Wireless Priest
Matthew Ryan
Wireless Priest
Matthew Ryan
Around 1910 a forward thinking Catholic priest, Archibald Shaw, was experimenting with spark-gap wireless about a decade before broadcast radio took-off. He founded an engineering factory in the Sydney suburb of Randwick. Shaw was a missionary priest and his intention was to use the wireless sets he manufactured to keep in touch with distant missionaries throughout New Guinea and the Pacific Islands. He hoped that profits from his factory might bring his order's missionary accounts out of debt as well. Within a short time his business won a large tender to construct Australia's first Coastal Wireless Service established by the government in the aftermath of the Titanic disaster of 1912.
In 1916 Shaw became unconscious in the company of a man and two prostitutes in his room at the Melbourne Coffee Palace. He had just finalised the sale of his factory, Australia's first wireless manufacturing business, to the Royal Australian Navy. A large sum of cash he withdrew from the bank two days prior could not be accounted for.
He was about to return to Sydney and move to America with a woman to whom he is secretly engaged. Five days later he is dead.

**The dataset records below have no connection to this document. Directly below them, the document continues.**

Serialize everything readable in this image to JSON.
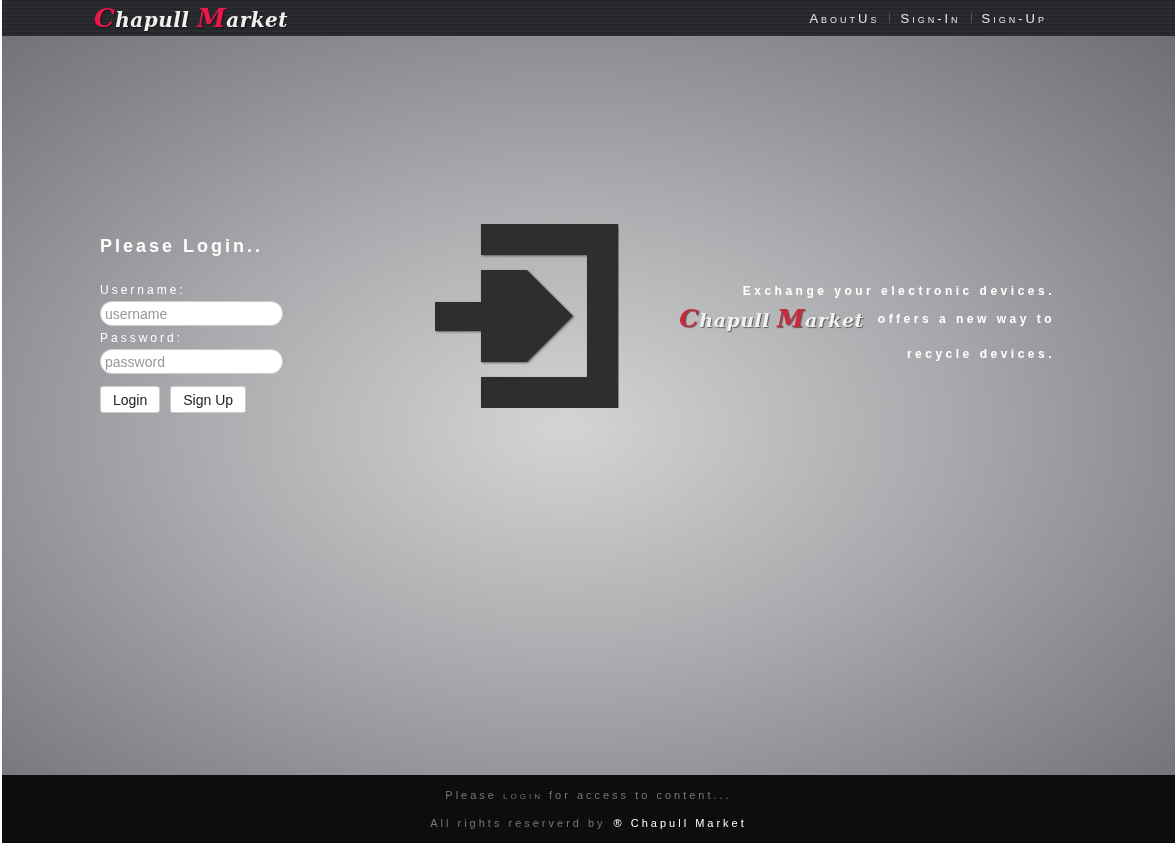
{
  "header": {
    "logo": "Chapull Market",
    "nav": [
      {
        "label": "AboutUs"
      },
      {
        "label": "Sign-In"
      },
      {
        "label": "Sign-Up"
      }
    ]
  },
  "login": {
    "title": "Please Login..",
    "fields": [
      {
        "label": "Username:",
        "placeholder": "username"
      },
      {
        "label": "Password:",
        "placeholder": "password"
      }
    ],
    "buttons": [
      "Login",
      "Sign Up"
    ]
  },
  "tagline": {
    "line1": "Exchange your electronic devices.",
    "logo": "Chapull Market",
    "line2": "offers a new way to",
    "line3": "recycle devices."
  },
  "footer": {
    "notice": [
      {
        "text": "Please ",
        "small_caps": false
      },
      {
        "text": "login",
        "small_caps": true
      },
      {
        "text": " for access to content...",
        "small_caps": false
      }
    ],
    "rights": "All rights reserverd by",
    "brand": "® Chapull Market"
  }
}
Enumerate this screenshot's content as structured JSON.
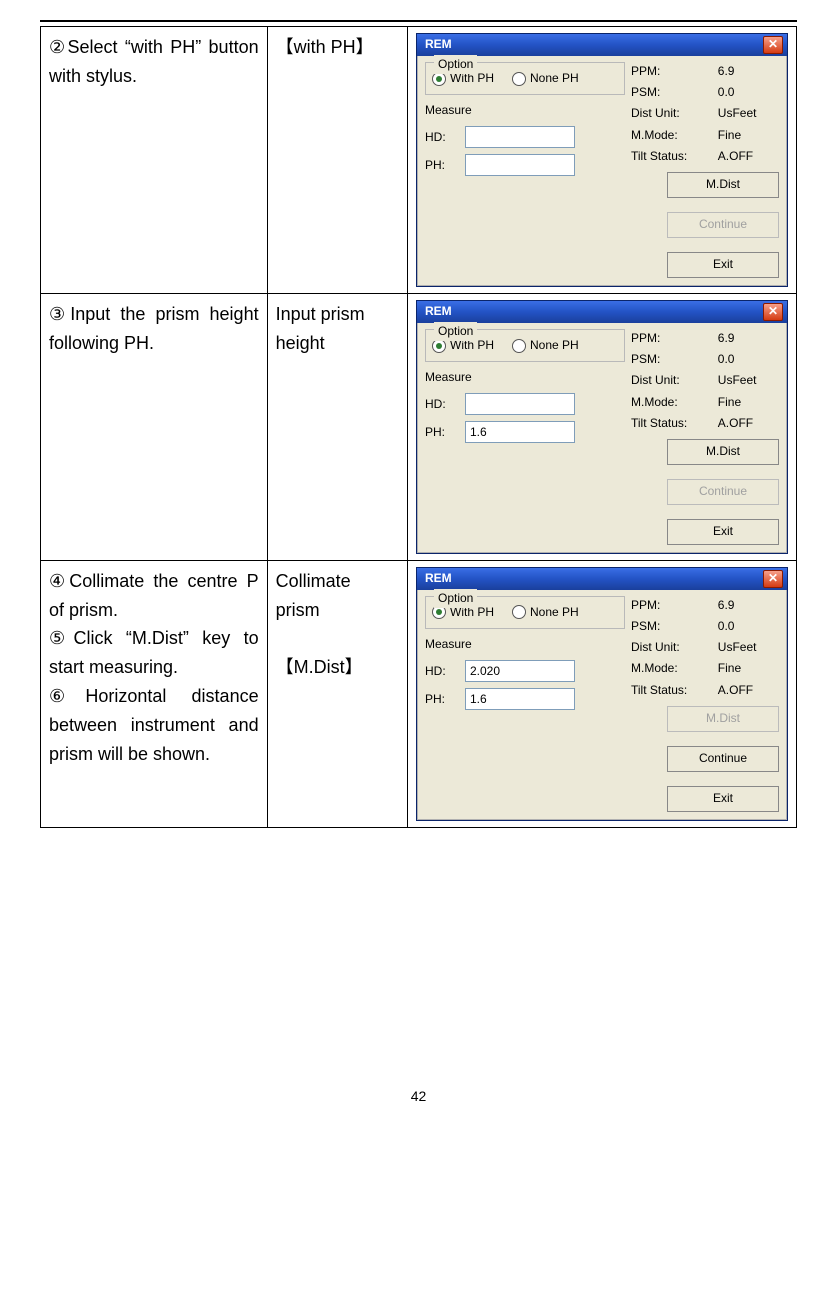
{
  "page_number": "42",
  "rows": [
    {
      "desc": "②Select “with PH” button with stylus.",
      "action": "【with PH】",
      "win": {
        "title": "REM",
        "option_label": "Option",
        "with_ph": "With PH",
        "none_ph": "None PH",
        "measure_label": "Measure",
        "hd_label": "HD:",
        "hd_value": "",
        "ph_label": "PH:",
        "ph_value": "",
        "info": {
          "ppm_label": "PPM:",
          "ppm": "6.9",
          "psm_label": "PSM:",
          "psm": "0.0",
          "dist_label": "Dist Unit:",
          "dist": "UsFeet",
          "mmode_label": "M.Mode:",
          "mmode": "Fine",
          "tilt_label": "Tilt Status:",
          "tilt": "A.OFF"
        },
        "btn_mdist": "M.Dist",
        "btn_continue": "Continue",
        "btn_exit": "Exit",
        "continue_disabled": true,
        "mdist_disabled": false
      }
    },
    {
      "desc": "③Input the prism height following PH.",
      "action": "Input prism height",
      "win": {
        "title": "REM",
        "option_label": "Option",
        "with_ph": "With PH",
        "none_ph": "None PH",
        "measure_label": "Measure",
        "hd_label": "HD:",
        "hd_value": "",
        "ph_label": "PH:",
        "ph_value": "1.6",
        "info": {
          "ppm_label": "PPM:",
          "ppm": "6.9",
          "psm_label": "PSM:",
          "psm": "0.0",
          "dist_label": "Dist Unit:",
          "dist": "UsFeet",
          "mmode_label": "M.Mode:",
          "mmode": "Fine",
          "tilt_label": "Tilt Status:",
          "tilt": "A.OFF"
        },
        "btn_mdist": "M.Dist",
        "btn_continue": "Continue",
        "btn_exit": "Exit",
        "continue_disabled": true,
        "mdist_disabled": false
      }
    },
    {
      "desc": "④Collimate the centre P of prism.\n⑤Click “M.Dist” key to start measuring.\n⑥Horizontal distance between instrument and prism will be shown.",
      "action": "Collimate prism\n\n【M.Dist】",
      "win": {
        "title": "REM",
        "option_label": "Option",
        "with_ph": "With PH",
        "none_ph": "None PH",
        "measure_label": "Measure",
        "hd_label": "HD:",
        "hd_value": "2.020",
        "ph_label": "PH:",
        "ph_value": "1.6",
        "info": {
          "ppm_label": "PPM:",
          "ppm": "6.9",
          "psm_label": "PSM:",
          "psm": "0.0",
          "dist_label": "Dist Unit:",
          "dist": "UsFeet",
          "mmode_label": "M.Mode:",
          "mmode": "Fine",
          "tilt_label": "Tilt Status:",
          "tilt": "A.OFF"
        },
        "btn_mdist": "M.Dist",
        "btn_continue": "Continue",
        "btn_exit": "Exit",
        "continue_disabled": false,
        "mdist_disabled": true
      }
    }
  ]
}
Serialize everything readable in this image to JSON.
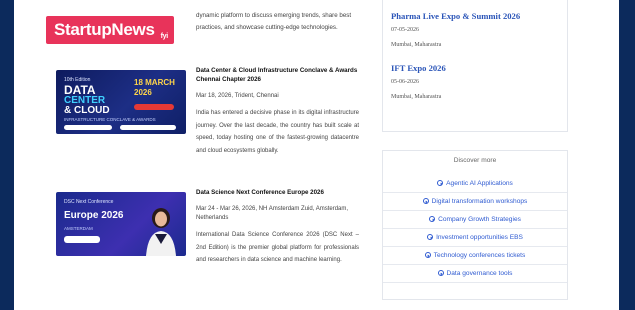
{
  "brand": {
    "logo_text": "StartupNews",
    "logo_tm": "fyi",
    "accent": "#e8335a"
  },
  "intro_text": "dynamic platform to discuss emerging trends, share best practices, and showcase cutting-edge technologies.",
  "events": [
    {
      "title": "Data Center & Cloud Infrastructure Conclave & Awards Chennai Chapter 2026",
      "meta": "Mar 18, 2026, Trident, Chennai",
      "description": "India has entered a decisive phase in its digital infrastructure journey. Over the last decade, the country has built scale at speed, today hosting one of the fastest-growing datacentre and cloud ecosystems globally.",
      "thumb": {
        "tag": "10th Edition",
        "line1": "DATA",
        "line2": "CENTER",
        "line3": "& CLOUD",
        "sub": "INFRASTRUCTURE CONCLAVE & AWARDS",
        "date": "18 MARCH 2026"
      }
    },
    {
      "title": "Data Science Next Conference Europe 2026",
      "meta": "Mar 24 - Mar 26, 2026, NH Amsterdam Zuid, Amsterdam, Netherlands",
      "description": "International Data Science Conference 2026 (DSC Next – 2nd Edition) is the premier global platform for professionals and researchers in data science and machine learning.",
      "thumb": {
        "tag": "DSC Next Conference",
        "line1": "Europe 2026",
        "sub": "AMSTERDAM"
      }
    }
  ],
  "expos": [
    {
      "title": "Pharma Live Expo & Summit 2026",
      "date": "07-05-2026",
      "location": "Mumbai, Maharastra"
    },
    {
      "title": "IFT Expo 2026",
      "date": "05-06-2026",
      "location": "Mumbai, Maharastra"
    }
  ],
  "discover": {
    "title": "Discover more",
    "link_color": "#2f5bd1",
    "links": [
      "Agentic AI Applications",
      "Digital transformation workshops",
      "Company Growth Strategies",
      "Investment opportunities EBS",
      "Technology conferences tickets",
      "Data governance tools"
    ]
  }
}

An ensuing Royal Commission into the purchase of his business reveals government corruption and leads to the sacking of a Minister of the Crown and the resignation of a Tasmanian senator. The mystery surrounding Shaw's death is never resolved. A police report has disappeared and the missing money is never traced.
An astonishing tale, meticulously researched: this is the extraordinary story of Archibald Shaw - orphan, missionary priest, wireless engineer, businessman and keeper of secrets.